Wednesday, May 5, 2010

Tales from St Anthony Part VII -- Lessons (not)learnt from history

If you have a spare couple of days...
It's not very often I deserve a standing ovation but for this momentous occasion please stand and cheer like no-one is watching or listening (if they are watching or listening just explain it is a avant-garde yoga technique learnt on a sabbatical in Dublin/Dubbo).


I have just completed the 1895 tome, A History of Newfoundland by DW Prowse QC and before you switch off, the reason I bring this to your attention is but for a few mere paragraphs from history that, over a century later, have yet to be ... well you'll get the idea:

"It should always be remembered that a fishery business like ours is a most precarious enterprise; it is exposed to a thousand accidents, from the dangers and perils of the seas, from the chances and changes of a variable climate, quite apart from the risks of markets abroad. Whatever great fortunes were made in the old days, they are not gained now; occasional large profits are a necessity in such an exceedingly risky business. The men who stir up strike between capital and labor in the colony are no true friends of Newfoundland; what we require is more money introduced into the colony, more patriotism and less politics."

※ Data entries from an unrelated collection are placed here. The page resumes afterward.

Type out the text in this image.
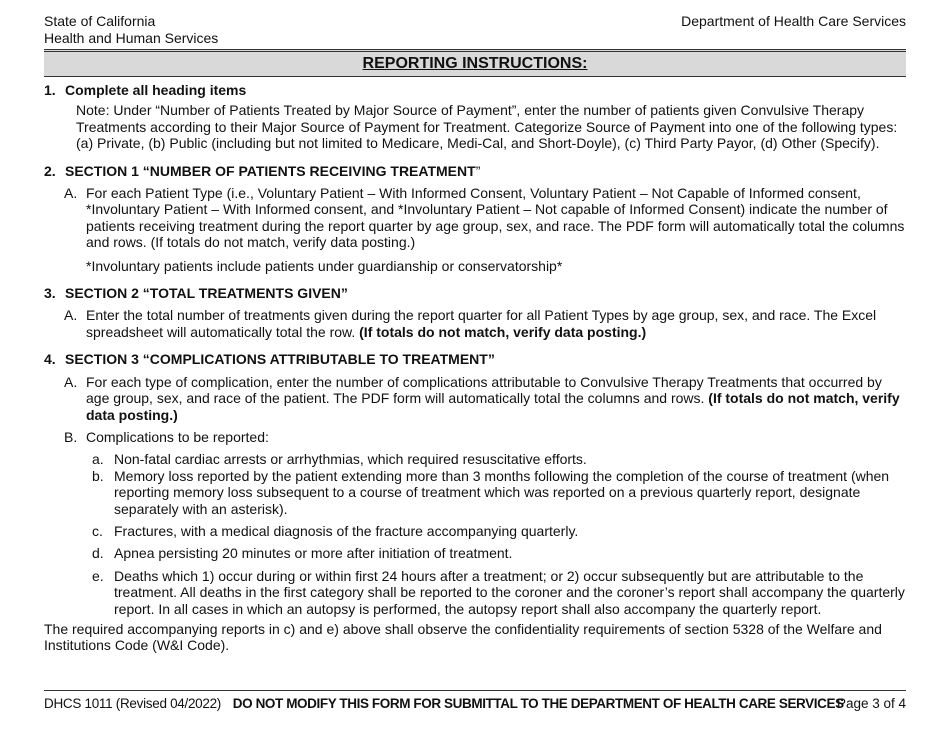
State of California
Health and Human Services
Department of Health Care Services
REPORTING INSTRUCTIONS:
1. Complete all heading items
Note: Under “Number of Patients Treated by Major Source of Payment”, enter the number of patients given Convulsive Therapy Treatments according to their Major Source of Payment for Treatment. Categorize Source of Payment into one of the following types: (a) Private, (b) Public (including but not limited to Medicare, Medi-Cal, and Short-Doyle), (c) Third Party Payor, (d) Other (Specify).
2. SECTION 1 “NUMBER OF PATIENTS RECEIVING TREATMENT”
A. For each Patient Type (i.e., Voluntary Patient – With Informed Consent, Voluntary Patient – Not Capable of Informed consent, *Involuntary Patient – With Informed consent, and *Involuntary Patient – Not capable of Informed Consent) indicate the number of patients receiving treatment during the report quarter by age group, sex, and race. The PDF form will automatically total the columns and rows. (If totals do not match, verify data posting.)
*Involuntary patients include patients under guardianship or conservatorship*
3. SECTION 2 “TOTAL TREATMENTS GIVEN”
A. Enter the total number of treatments given during the report quarter for all Patient Types by age group, sex, and race. The Excel spreadsheet will automatically total the row. (If totals do not match, verify data posting.)
4. SECTION 3 “COMPLICATIONS ATTRIBUTABLE TO TREATMENT”
A. For each type of complication, enter the number of complications attributable to Convulsive Therapy Treatments that occurred by age group, sex, and race of the patient. The PDF form will automatically total the columns and rows. (If totals do not match, verify data posting.)
B. Complications to be reported:
a. Non-fatal cardiac arrests or arrhythmias, which required resuscitative efforts.
b. Memory loss reported by the patient extending more than 3 months following the completion of the course of treatment (when reporting memory loss subsequent to a course of treatment which was reported on a previous quarterly report, designate separately with an asterisk).
c. Fractures, with a medical diagnosis of the fracture accompanying quarterly.
d. Apnea persisting 20 minutes or more after initiation of treatment.
e. Deaths which 1) occur during or within first 24 hours after a treatment; or 2) occur subsequently but are attributable to the treatment. All deaths in the first category shall be reported to the coroner and the coroner’s report shall accompany the quarterly report. In all cases in which an autopsy is performed, the autopsy report shall also accompany the quarterly report.
The required accompanying reports in c) and e) above shall observe the confidentiality requirements of section 5328 of the Welfare and Institutions Code (W&I Code).
DHCS 1011 (Revised 04/2022) DO NOT MODIFY THIS FORM FOR SUBMITTAL TO THE DEPARTMENT OF HEALTH CARE SERVICES
Page 3 of 4
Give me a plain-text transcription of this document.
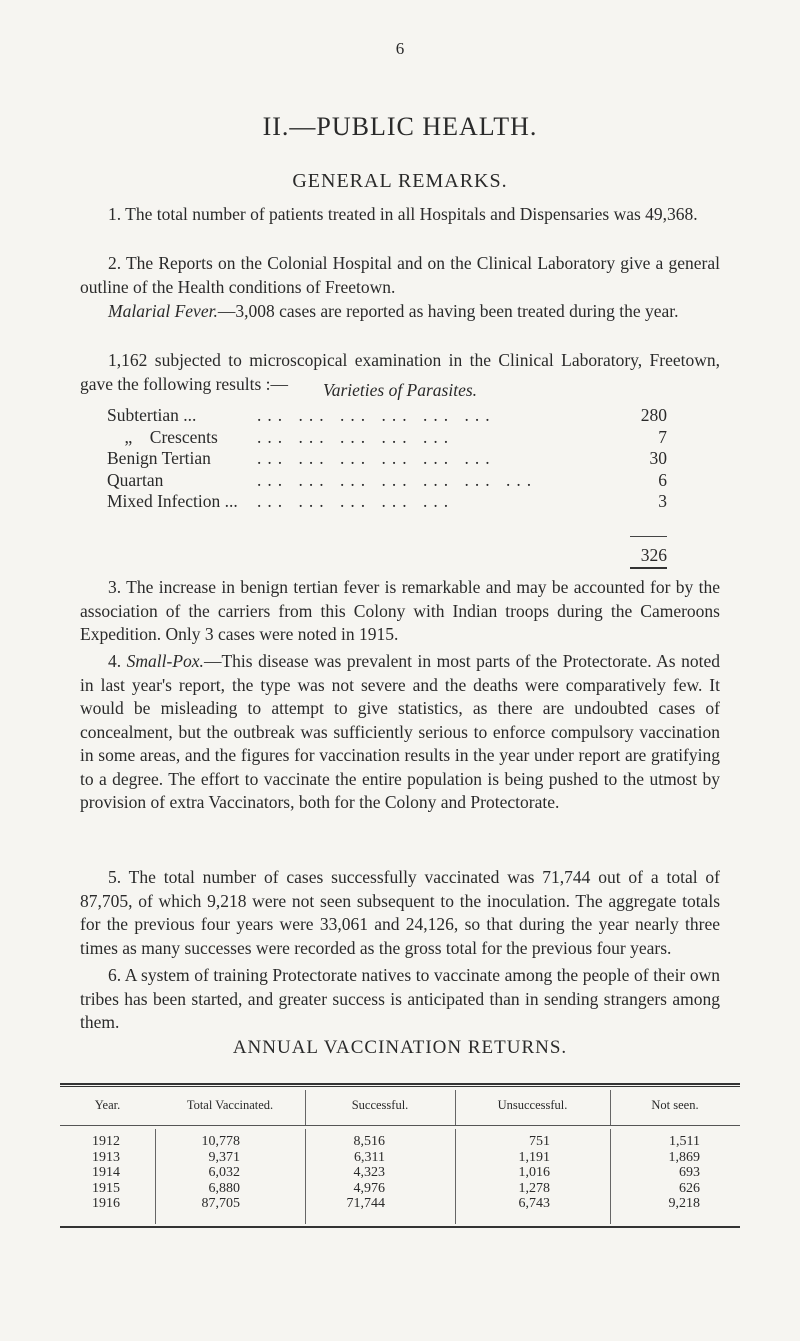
6
II.—PUBLIC HEALTH.
GENERAL REMARKS.

1. The total number of patients treated in all Hospitals and Dispensaries was 49,368.

2. The Reports on the Colonial Hospital and on the Clinical Laboratory give a general outline of the Health conditions of Freetown.

Malarial Fever.—3,008 cases are reported as having been treated during the year.

1,162 subjected to microscopical examination in the Clinical Laboratory, Freetown, gave the following results :—	Varieties of Parasites.
Subtertian ...	... ... ... ... ... ...	280
„    Crescents ... ... ... ... ...	7
Benign Tertian	... ... ... ... ... ...	30
Quartan	... ... ... ... ... ... ...	6
Mixed Infection ... ... ... ... ... ...	3
326

3. The increase in benign tertian fever is remarkable and may be accounted for by the association of the carriers from this Colony with Indian troops during the Cameroons Expedition. Only 3 cases were noted in 1915.

4. Small-Pox.—This disease was prevalent in most parts of the Protectorate. As noted in last year's report, the type was not severe and the deaths were comparatively few. It would be misleading to attempt to give statistics, as there are undoubted cases of concealment, but the outbreak was sufficiently serious to enforce compulsory vaccination in some areas, and the figures for vaccination results in the year under report are gratifying to a degree. The effort to vaccinate the entire population is being pushed to the utmost by provision of extra Vaccinators, both for the Colony and Protectorate.

5. The total number of cases successfully vaccinated was 71,744 out of a total of 87,705, of which 9,218 were not seen subsequent to the inoculation. The aggregate totals for the previous four years were 33,061 and 24,126, so that during the year nearly three times as many successes were recorded as the gross total for the previous four years.

6. A system of training Protectorate natives to vaccinate among the people of their own tribes has been started, and greater success is anticipated than in sending strangers among them.

ANNUAL VACCINATION RETURNS.
Year.	Total Vaccinated.	Successful.	Unsuccessful.	Not seen.
1912	10,778	8,516	751	1,511
1913	9,371	6,311	1,191	1,869
1914	6,032	4,323	1,016	693
1915	6,880	4,976	1,278	626
1916	87,705	71,744	6,743	9,218
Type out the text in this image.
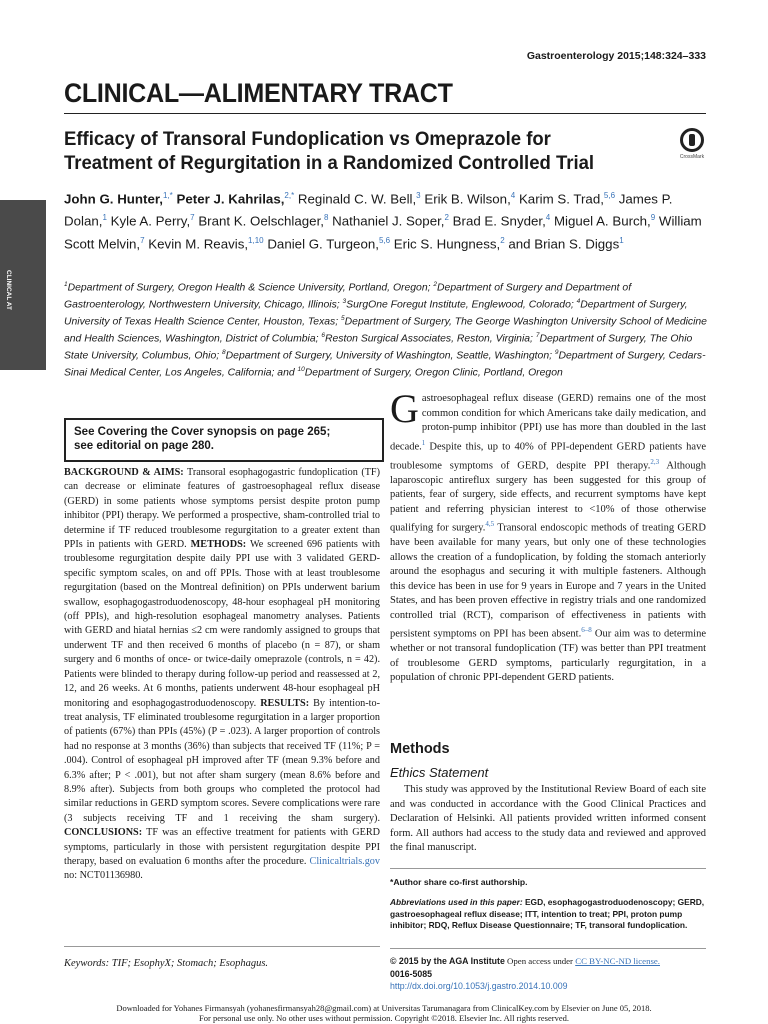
Gastroenterology 2015;148:324–333
CLINICAL—ALIMENTARY TRACT
Efficacy of Transoral Fundoplication vs Omeprazole for
Treatment of Regurgitation in a Randomized Controlled Trial	CrossMark
CLINICAL AT
John G. Hunter,$^{1,*}$ Peter J. Kahrilas,$^{2,*}$ Reginald C. W. Bell,$^3$ Erik B. Wilson,$^4$ Karim S. Trad,$^{5,6}$ James P. Dolan,$^1$ Kyle A. Perry,$^7$ Brant K. Oelschlager,$^8$ Nathaniel J. Soper,$^2$ Brad E. Snyder,$^4$ Miguel A. Burch,$^9$ William Scott Melvin,$^7$ Kevin M. Reavis,$^{1,10}$ Daniel G. Turgeon,$^{5,6}$ Eric S. Hungness,$^2$ and Brian S. Diggs$^1$
$^1$Department of Surgery, Oregon Health & Science University, Portland, Oregon; $^2$Department of Surgery and Department of Gastroenterology, Northwestern University, Chicago, Illinois; $^3$SurgOne Foregut Institute, Englewood, Colorado; $^4$Department of Surgery, University of Texas Health Science Center, Houston, Texas; $^5$Department of Surgery, The George Washington University School of Medicine and Health Sciences, Washington, District of Columbia; $^6$Reston Surgical Associates, Reston, Virginia; $^7$Department of Surgery, The Ohio State University, Columbus, Ohio; $^8$Department of Surgery, University of Washington, Seattle, Washington; $^9$Department of Surgery, Cedars-Sinai Medical Center, Los Angeles, California; and $^{10}$Department of Surgery, Oregon Clinic, Portland, Oregon
See Covering the Cover synopsis on page 265;
see editorial on page 280.
BACKGROUND & AIMS: Transoral esophagogastric fundoplication (TF) can decrease or eliminate features of gastroesophageal reflux disease (GERD) in some patients whose symptoms persist despite proton pump inhibitor (PPI) therapy. We performed a prospective, sham-controlled trial to determine if TF reduced troublesome regurgitation to a greater extent than PPIs in patients with GERD. METHODS: We screened 696 patients with troublesome regurgitation despite daily PPI use with 3 validated GERD-specific symptom scales, on and off PPIs. Those with at least troublesome regurgitation (based on the Montreal definition) on PPIs underwent barium swallow, esophagogastroduodenoscopy, 48-hour esophageal pH monitoring (off PPIs), and high-resolution esophageal manometry analyses. Patients with GERD and hiatal hernias ≤2 cm were randomly assigned to groups that underwent TF and then received 6 months of placebo (n = 87), or sham surgery and 6 months of once- or twice-daily omeprazole (controls, n = 42). Patients were blinded to therapy during follow-up period and reassessed at 2, 12, and 26 weeks. At 6 months, patients underwent 48-hour esophageal pH monitoring and esophagogastroduodenoscopy. RESULTS: By intention-to-treat analysis, TF eliminated troublesome regurgitation in a larger proportion of patients (67%) than PPIs (45%) (P = .023). A larger proportion of controls had no response at 3 months (36%) than subjects that received TF (11%; P = .004). Control of esophageal pH improved after TF (mean 9.3% before and 6.3% after; P < .001), but not after sham surgery (mean 8.6% before and 8.9% after). Subjects from both groups who completed the protocol had similar reductions in GERD symptom scores. Severe complications were rare (3 subjects receiving TF and 1 receiving the sham surgery). CONCLUSIONS: TF was an effective treatment for patients with GERD symptoms, particularly in those with persistent regurgitation despite PPI therapy, based on evaluation 6 months after the procedure. Clinicaltrials.gov no: NCT01136980.
Keywords: TIF; EsophyX; Stomach; Esophagus.
Gastroesophageal reflux disease (GERD) remains one of the most common condition for which Americans take daily medication, and proton-pump inhibitor (PPI) use has more than doubled in the last decade.$^1$ Despite this, up to 40% of PPI-dependent GERD patients have troublesome symptoms of GERD, despite PPI therapy.$^{2,3}$ Although laparoscopic antireflux surgery has been suggested for this group of patients, fear of surgery, side effects, and recurrent symptoms have kept patient and referring physician interest to <10% of those otherwise qualifying for surgery.$^{4,5}$ Transoral endoscopic methods of treating GERD have been available for many years, but only one of these technologies allows the creation of a fundoplication, by folding the stomach anteriorly around the esophagus and securing it with multiple fasteners. Although this device has been in use for 9 years in Europe and 7 years in the United States, and has been proven effective in registry trials and one randomized controlled trial (RCT), comparison of effectiveness in patients with persistent symptoms on PPI has been absent.$^{6-8}$ Our aim was to determine whether or not transoral fundoplication (TF) was better than PPI treatment of troublesome GERD symptoms, particularly regurgitation, in a population of chronic PPI-dependent GERD patients.
Methods
Ethics Statement
This study was approved by the Institutional Review Board of each site and was conducted in accordance with the Good Clinical Practices and Declaration of Helsinki. All patients provided written informed consent form. All authors had access to the study data and reviewed and approved the final manuscript.
*Author share co-first authorship.
Abbreviations used in this paper: EGD, esophagogastroduodenoscopy; GERD, gastroesophageal reflux disease; ITT, intention to treat; PPI, proton pump inhibitor; RDQ, Reflux Disease Questionnaire; TF, transoral fundoplication.
© 2015 by the AGA Institute Open access under CC BY-NC-ND license.
0016-5085
http://dx.doi.org/10.1053/j.gastro.2014.10.009
Downloaded for Yohanes Firmansyah (yohanesfirmansyah28@gmail.com) at Universitas Tarumanagara from ClinicalKey.com by Elsevier on June 05, 2018.
For personal use only. No other uses without permission. Copyright ©2018. Elsevier Inc. All rights reserved.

Furthermore QC Prowse states
"May we not, therefore, reasonably hope that Newfoundland and her bold and adventurous sons will once again emerge from the present unhappy condition? Populations that live by the sea and earn their bread upon its treacherous water are always liable to dire disaster; but the same spirit that leads them to face the dangers of the troubled waves, nerves them also with a spirit to rise again from calamities that would forever daunt the courage of a landsman."

In reference to the current climate I draw your attention to this ...


 
"On December 10, 1894 – known as Black Monday – where upon Newfoundland credit stood high. Our principal monetary institution, the Union Bank, had for forty years maintained the highest reputation, at home and abroad; suddenly credit, financial reputation, confidence in both mercantile houses and banks, fell like a house of cards. For several days we were the most distracted country in the world – a community without currency; the notes of the banks had been the universal money of the Colony, circulating as freely as gold on Saturday, on Monday degraded to worthless paper.

It would be too painful a task to enumerate all the causes that led to this terrible financial crisis … the only excuse that can possibly be alleged for the directors of the banks, their large borrowings and crass mismanagement was that they were waiting for “something to turn up”, some lucky chance that would lift them out of the mire of insolvency.

Terrible misery will be caused before the change can be effectually carried but, but in the end it will be beneficial.

If commercial gambling finally ceases, trade and finance will rest on a firmer and safer foundation."